Ничего не сказала боярыня. Незаметно вытащила иглу, спрятала ее. Смотрит, на ладони капелька крови выступила. Отерла она кровь, уложила дочь в постель, сама в соседней горнице стала укладываться и все думает:
«Не может быть, штобы нечаянно игла сюда попала. Козни вражьи. Сказать — дело подымется, каша заварится. А наутро и свадьба. Может, того и ждут, штобы как-никак поотложить венец честной. Помолчу. Благо Господь не попустил вреда моей доченьке милой. А вороги не уйдут от казни. Повадился, бают, кувшин — цел не будет».
Так и заснула. Ночью прокинулась от боли в руке, которую наколола. Распухла вся ладонь, посинела.
До утра, до рассвета дотерпела боярыня… Утро терпела. От дочери руку, обернутую платом, все прятала.

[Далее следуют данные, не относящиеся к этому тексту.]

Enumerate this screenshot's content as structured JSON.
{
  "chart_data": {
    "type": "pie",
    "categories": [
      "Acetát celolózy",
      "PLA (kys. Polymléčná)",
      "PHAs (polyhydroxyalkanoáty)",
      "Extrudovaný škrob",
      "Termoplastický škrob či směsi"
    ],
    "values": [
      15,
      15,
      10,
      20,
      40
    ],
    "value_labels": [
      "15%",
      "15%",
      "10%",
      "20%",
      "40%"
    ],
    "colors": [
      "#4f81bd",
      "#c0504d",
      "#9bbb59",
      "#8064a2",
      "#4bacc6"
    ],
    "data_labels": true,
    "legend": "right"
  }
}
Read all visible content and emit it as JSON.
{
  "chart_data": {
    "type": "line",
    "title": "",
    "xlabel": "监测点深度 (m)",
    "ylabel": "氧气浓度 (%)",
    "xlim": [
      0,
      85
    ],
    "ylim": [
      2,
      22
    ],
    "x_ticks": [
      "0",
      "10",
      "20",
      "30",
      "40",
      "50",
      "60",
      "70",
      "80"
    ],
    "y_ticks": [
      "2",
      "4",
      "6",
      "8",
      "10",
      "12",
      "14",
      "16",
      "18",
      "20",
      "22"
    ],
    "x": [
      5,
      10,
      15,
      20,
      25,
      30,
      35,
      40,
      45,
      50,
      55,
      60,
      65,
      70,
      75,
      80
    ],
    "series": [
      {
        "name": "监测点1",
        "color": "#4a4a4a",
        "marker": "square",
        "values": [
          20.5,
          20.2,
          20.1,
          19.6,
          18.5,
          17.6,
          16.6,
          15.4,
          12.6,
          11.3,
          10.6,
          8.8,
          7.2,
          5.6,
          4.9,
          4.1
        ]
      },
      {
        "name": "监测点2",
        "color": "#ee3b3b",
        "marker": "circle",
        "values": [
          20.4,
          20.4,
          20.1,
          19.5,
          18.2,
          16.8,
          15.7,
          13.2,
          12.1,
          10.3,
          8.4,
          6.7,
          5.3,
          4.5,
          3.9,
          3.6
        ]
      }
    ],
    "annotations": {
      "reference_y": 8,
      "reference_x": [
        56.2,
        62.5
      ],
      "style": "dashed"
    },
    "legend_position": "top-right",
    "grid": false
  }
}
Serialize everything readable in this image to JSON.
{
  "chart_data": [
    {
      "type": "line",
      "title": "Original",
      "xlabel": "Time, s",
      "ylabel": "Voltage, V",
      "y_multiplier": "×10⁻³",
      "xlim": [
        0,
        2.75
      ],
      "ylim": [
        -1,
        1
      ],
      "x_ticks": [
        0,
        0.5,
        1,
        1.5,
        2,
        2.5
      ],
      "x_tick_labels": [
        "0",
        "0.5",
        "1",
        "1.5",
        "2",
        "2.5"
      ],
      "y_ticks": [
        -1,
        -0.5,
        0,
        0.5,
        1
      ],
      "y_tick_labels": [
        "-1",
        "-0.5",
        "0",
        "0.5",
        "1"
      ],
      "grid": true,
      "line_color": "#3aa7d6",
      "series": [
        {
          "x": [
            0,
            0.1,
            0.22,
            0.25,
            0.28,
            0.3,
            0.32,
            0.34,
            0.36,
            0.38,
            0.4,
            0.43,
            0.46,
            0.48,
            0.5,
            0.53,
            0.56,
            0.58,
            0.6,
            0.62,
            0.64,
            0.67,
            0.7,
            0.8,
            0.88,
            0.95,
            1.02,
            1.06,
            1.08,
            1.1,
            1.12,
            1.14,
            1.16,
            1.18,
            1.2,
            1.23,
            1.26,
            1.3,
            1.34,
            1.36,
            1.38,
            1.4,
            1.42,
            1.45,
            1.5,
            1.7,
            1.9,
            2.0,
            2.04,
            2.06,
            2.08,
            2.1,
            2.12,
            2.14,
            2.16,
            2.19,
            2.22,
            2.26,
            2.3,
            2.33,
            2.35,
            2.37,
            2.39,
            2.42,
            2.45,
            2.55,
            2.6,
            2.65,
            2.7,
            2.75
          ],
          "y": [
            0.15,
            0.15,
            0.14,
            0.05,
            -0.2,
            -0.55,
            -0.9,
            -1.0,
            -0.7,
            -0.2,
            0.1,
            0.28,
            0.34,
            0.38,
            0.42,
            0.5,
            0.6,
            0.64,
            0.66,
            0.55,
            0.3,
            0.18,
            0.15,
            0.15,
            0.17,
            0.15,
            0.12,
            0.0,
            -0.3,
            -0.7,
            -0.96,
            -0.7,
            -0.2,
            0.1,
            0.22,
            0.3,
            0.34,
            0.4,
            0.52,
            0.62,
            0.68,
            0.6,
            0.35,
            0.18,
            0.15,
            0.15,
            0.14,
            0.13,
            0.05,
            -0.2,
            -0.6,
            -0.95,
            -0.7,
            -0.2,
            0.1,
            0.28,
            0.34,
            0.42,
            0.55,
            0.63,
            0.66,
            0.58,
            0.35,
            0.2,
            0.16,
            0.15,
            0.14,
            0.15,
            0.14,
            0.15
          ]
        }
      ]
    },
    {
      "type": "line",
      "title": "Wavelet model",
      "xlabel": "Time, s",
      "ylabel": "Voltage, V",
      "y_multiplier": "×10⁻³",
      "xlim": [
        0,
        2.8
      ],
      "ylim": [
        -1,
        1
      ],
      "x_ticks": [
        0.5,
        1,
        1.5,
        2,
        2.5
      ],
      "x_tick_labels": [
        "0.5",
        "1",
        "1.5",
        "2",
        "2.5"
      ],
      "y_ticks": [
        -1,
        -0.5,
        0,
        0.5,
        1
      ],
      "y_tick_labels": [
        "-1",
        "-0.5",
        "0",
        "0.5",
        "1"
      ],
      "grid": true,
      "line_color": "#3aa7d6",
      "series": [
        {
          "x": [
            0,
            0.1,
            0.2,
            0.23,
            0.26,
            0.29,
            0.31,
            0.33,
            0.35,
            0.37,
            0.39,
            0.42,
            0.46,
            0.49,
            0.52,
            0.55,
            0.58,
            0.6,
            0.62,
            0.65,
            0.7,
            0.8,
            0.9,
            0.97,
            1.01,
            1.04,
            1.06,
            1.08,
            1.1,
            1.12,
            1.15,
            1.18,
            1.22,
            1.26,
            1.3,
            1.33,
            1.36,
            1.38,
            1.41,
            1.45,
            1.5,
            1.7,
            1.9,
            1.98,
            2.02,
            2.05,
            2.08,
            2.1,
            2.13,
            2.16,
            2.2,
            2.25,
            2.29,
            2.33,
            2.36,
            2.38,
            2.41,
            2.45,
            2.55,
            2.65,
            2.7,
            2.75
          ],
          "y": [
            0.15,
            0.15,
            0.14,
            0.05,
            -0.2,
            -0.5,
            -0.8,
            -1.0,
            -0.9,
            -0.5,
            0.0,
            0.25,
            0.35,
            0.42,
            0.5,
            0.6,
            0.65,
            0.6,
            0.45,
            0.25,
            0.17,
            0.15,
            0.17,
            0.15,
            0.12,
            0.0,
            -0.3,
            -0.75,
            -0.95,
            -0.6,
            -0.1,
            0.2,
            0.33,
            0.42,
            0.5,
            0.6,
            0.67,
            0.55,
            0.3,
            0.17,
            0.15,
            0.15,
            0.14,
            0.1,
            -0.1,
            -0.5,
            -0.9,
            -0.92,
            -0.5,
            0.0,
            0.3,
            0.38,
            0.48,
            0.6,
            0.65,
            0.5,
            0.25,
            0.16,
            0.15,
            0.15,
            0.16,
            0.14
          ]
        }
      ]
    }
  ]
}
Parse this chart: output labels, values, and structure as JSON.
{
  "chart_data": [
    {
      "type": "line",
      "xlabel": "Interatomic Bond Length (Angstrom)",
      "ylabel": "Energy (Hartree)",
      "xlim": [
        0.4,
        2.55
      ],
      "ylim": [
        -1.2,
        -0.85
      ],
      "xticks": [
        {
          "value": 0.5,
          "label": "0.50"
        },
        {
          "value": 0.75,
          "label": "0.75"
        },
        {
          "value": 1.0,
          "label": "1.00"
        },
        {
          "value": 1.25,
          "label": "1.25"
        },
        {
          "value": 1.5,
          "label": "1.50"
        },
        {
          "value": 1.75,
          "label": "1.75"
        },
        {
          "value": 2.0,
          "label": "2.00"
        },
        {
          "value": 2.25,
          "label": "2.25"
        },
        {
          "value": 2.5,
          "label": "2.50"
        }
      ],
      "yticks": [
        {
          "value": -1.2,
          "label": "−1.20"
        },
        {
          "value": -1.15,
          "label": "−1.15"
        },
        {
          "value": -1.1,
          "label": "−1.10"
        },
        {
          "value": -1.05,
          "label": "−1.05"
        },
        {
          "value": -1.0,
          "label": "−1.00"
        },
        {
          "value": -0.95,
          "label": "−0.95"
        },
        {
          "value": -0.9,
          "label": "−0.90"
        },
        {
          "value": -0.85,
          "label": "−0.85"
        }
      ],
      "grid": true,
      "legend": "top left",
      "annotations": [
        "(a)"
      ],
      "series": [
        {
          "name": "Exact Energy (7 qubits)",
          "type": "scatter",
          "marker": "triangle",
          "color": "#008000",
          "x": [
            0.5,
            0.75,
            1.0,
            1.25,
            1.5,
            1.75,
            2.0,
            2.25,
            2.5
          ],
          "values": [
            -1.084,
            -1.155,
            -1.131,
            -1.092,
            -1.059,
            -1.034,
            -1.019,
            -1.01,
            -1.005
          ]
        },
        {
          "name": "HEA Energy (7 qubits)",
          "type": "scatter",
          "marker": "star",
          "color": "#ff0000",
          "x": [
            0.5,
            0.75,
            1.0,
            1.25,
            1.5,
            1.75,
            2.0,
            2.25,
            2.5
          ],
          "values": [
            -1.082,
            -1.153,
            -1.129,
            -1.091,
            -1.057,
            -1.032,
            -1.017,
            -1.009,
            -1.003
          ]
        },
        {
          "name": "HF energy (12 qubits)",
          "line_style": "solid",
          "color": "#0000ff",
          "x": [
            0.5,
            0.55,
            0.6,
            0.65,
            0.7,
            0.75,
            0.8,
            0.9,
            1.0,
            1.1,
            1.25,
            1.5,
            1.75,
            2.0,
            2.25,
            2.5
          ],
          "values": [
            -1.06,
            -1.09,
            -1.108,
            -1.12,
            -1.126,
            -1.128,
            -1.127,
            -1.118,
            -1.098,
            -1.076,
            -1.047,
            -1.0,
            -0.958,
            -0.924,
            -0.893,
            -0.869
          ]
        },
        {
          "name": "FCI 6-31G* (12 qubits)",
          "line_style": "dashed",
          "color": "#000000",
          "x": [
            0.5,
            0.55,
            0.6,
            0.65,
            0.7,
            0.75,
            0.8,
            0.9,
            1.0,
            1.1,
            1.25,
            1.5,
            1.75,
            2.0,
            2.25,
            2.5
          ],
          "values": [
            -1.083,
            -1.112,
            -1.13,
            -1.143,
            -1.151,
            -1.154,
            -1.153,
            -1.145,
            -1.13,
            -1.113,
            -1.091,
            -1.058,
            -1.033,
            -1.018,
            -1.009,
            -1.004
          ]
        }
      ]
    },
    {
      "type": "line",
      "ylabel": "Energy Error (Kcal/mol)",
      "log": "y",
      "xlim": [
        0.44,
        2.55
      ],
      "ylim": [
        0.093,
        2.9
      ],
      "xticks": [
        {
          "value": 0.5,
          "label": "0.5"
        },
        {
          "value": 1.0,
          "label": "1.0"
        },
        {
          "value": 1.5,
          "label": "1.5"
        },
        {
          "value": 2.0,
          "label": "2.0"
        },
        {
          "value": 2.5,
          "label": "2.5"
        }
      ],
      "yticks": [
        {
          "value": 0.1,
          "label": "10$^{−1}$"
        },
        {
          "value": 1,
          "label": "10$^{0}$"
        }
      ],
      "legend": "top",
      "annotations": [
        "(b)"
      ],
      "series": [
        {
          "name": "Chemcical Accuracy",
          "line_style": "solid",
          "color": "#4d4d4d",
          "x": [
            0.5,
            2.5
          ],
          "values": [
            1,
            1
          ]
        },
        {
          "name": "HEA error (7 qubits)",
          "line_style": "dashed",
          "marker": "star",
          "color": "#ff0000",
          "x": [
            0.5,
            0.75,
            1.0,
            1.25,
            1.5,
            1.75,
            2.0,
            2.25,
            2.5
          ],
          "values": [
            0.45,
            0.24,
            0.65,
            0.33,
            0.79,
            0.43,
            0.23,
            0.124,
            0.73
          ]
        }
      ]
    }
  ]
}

Та к венцу снаряжалась: не до руки ей материнской, не заметила.
А к вечеру доктор осмотрел руку боярыни, узнал причину опухоли и говорит:
— Грязная игла, видно, которою уколола ты руку, боярыня! Припарки надо. А там я взрежу — и пройдет… Да где нашла ты иглу-то?
— На полу, батюшка. На полу! Нигде больше! Подняла — да и вот…
— Ай-ай-ай! Какой пустяк и столько хлопот! Грязная игла! Ну, да это не опасно. Поболит немного и пройдет.